When the Commission on Accreditation of Rehabilitation Facilities surveyed the center in December 2015, it noted “strengths in many areas” and re-certified the facility for the three-year maximum.

“The staff at NWTC provides the consistent caring and nurturing that has often been missing in the lives of the clients served,” surveyor David Blondeau wrote in part, adding that the staff were “highly credentialed and utilize state-of-the-art interventions.”

However, roughly a week later, a team of investigators from the Wyoming Department of Health’s Medicaid Program Integrity and law enforcement officers came to the center’s door, as part of an investigation of the organization’s billing practices.

Most of the clients at the nonprofit center were Wyoming Medicaid beneficiaries. Over a period of six years, NWTC billed Medicaid more than $8.5 million for the careit provided to more than 100 clientsand authorities came to believe that much of the billing was excessive and inappropriate, including when compared to other facilities.

In January 2016, Program Integrity demanded that the center repay nearly $1.35 million, which effectively shut the operation down.

Then in March 2019, the U.S. Attorney’s Office moved to seize all of the center’s property — including three buildings, a vacant lot and cash — asserting that the assets represented the proceeds of false and fraudulent bills submitted to Medicaid; the center’s board agreed to forfeit the property.
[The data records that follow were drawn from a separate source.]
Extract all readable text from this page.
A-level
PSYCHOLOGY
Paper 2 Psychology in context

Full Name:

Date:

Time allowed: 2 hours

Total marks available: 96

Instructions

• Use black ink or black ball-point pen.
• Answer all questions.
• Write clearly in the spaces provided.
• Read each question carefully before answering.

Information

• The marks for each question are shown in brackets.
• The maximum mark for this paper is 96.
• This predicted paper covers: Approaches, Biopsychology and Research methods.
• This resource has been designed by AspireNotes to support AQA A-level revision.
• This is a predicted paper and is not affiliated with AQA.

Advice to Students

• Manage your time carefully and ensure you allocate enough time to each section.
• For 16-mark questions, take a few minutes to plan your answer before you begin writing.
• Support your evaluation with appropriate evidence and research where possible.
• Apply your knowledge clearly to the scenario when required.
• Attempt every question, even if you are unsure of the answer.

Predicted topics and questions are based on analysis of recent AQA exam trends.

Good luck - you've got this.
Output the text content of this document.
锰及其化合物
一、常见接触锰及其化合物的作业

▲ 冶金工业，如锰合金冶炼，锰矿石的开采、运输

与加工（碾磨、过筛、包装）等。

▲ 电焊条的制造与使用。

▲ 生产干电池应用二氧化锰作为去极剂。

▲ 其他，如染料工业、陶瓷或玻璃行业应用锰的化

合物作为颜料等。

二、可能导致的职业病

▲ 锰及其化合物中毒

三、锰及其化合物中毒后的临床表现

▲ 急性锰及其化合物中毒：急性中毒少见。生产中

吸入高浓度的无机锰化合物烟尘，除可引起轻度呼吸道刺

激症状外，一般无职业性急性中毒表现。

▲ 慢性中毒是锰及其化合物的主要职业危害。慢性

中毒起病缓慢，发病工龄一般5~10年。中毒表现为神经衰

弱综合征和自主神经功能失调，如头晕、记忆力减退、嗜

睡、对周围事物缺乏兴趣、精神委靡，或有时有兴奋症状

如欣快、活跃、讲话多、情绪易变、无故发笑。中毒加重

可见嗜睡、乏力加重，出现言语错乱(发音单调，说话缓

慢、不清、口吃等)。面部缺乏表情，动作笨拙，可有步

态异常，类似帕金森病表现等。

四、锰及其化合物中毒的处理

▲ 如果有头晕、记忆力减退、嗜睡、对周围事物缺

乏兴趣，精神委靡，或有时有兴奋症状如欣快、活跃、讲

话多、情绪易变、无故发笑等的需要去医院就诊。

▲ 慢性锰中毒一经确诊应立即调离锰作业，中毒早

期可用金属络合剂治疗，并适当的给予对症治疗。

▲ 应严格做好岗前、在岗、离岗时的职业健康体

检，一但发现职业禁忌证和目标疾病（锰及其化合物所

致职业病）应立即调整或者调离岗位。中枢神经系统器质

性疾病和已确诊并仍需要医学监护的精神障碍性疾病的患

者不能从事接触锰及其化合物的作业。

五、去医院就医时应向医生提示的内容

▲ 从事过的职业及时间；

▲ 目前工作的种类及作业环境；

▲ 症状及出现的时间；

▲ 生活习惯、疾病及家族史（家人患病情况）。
Then in September 2019, federal prosecutors indicted Barrus, Bennett and Dutson on a combined total of 14 felony charges.

A grand jury generally alleged that the men had submitted claims for activities that didn’t qualify as therapeutically necessary substance abuse treatment, for activities not covered by Medicaid and for services the center or their staffers weren’t authorized or licensed to provide.

The indictment also alleged the center had “up-coded” some claims — for instance, by billing what the government saw as group recreational activities at the higher rate for individual treatment. A federal prosecutor asserted earlier this year that NWTC had billed “all day every day for activities that are not covered by Medicaid (including sleeping, eating, playing video games, weightlifting and traveling the state for recreational activities) as if those activities were covered substance abuse treatment.”